Но когда сон наваливается оттого, что кровь человека медленно и совсем незаметно начинает застывать от стужи, — это страшно. Это как наркоз: не остается ничего, что может встряхнуть, поднять из каких-то неведомых глубин, куда человек стремительно падает. Спасти может только воля, если она есть и если она сильнее, чем действие неощутимого наркоза.

Однако наступает момент, когда даже и сильный духом человек вдруг перестает владеть собой.

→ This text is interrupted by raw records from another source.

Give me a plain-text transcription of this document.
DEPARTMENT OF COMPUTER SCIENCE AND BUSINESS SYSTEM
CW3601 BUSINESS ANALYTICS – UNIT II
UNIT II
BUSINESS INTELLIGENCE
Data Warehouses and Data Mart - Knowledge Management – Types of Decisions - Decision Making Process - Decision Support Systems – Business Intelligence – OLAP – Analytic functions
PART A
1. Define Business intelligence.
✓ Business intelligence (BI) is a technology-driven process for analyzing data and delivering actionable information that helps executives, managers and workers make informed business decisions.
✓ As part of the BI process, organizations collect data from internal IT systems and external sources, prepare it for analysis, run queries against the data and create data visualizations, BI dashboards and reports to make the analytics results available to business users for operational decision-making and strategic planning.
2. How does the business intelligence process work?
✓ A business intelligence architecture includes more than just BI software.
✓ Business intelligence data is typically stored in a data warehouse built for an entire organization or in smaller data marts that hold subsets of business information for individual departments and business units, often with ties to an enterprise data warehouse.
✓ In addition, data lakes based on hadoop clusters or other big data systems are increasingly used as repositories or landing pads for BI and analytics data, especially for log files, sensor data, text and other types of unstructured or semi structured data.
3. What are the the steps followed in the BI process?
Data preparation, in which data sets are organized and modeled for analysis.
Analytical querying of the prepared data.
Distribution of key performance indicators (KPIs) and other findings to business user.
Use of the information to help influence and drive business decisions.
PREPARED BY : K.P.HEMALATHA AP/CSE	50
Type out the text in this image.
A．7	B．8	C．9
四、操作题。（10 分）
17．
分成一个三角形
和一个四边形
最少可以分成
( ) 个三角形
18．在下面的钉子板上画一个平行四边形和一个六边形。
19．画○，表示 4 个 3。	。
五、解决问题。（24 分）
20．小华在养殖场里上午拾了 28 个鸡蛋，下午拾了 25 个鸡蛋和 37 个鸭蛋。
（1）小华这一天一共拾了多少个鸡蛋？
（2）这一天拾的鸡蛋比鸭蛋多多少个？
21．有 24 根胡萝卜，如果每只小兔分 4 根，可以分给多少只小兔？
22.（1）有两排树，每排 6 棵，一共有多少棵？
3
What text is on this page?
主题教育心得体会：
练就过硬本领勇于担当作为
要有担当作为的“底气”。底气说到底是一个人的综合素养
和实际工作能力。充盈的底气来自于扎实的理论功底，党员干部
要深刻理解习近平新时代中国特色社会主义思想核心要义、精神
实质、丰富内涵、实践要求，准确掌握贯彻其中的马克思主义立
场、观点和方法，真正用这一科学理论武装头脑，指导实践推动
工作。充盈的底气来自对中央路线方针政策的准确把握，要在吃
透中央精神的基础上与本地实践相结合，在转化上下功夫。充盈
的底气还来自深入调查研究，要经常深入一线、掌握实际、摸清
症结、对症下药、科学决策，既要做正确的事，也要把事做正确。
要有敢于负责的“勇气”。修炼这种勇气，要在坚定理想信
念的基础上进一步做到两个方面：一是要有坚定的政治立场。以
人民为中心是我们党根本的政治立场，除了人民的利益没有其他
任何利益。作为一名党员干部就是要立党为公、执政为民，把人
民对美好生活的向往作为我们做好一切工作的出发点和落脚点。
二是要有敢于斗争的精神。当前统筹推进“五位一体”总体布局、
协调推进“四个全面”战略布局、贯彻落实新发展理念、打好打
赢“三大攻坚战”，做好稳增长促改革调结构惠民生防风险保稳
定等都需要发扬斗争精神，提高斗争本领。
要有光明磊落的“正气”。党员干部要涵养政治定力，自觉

Кому хоть раз в жизни доводилось замерзать, тот знает, что это такое. Вначале все твои чувства обострены до предела. Ты думаешь только об одном: ни одной секунды без движений. Если нельзя ходить, надо топать ногами, размахивать руками, сжимать и разжимать пальцы, в общем — все что угодно, только не оставаться неподвижным. В этом спасение. Приходят на память десятки случаев, о которых ты слышал: один замерз потому, что разрешил себе «маленько передремнуть», другой присел на минуту перекурить да так и застыл с папиросой в руке, третий прислонился спиной к дереву, закрыл глаза, задумался, вспомнил, может быть, о чем-то хорошем из своего прошлого — его нашли с застывшей улыбкой на губах.

Нет, нет, нельзя поддаваться этому страшному наркозу, надо быть все время начеку.

Быть все время начеку… Это очень утомляет. Словно ты выполняешь тяжелую работу или решаешь трудную задачу. У тебя возникает желание послать все к черту, закрыть глаза и хоть на минутку забыться. Хорошо ведь подумать о теплой печурке, в которой полыхают сухие березовые дрова, о горячем песке у синего моря, где ты когда-то лежал, подставив спину солнцу… Плывут пароходы, летят чайки, шумят волны…

Проходит минута, другая — время становится нереальным. Все, что было давно, кажется не прошлым, а настоящим. Все словно происходит сейчас. Ты и не спишь, и не бодрствуешь — ты замерзаешь. И пока не поздно, встряхнись. Выйди из оцепенения, иначе… Иначе ты никогда из него не выйдешь.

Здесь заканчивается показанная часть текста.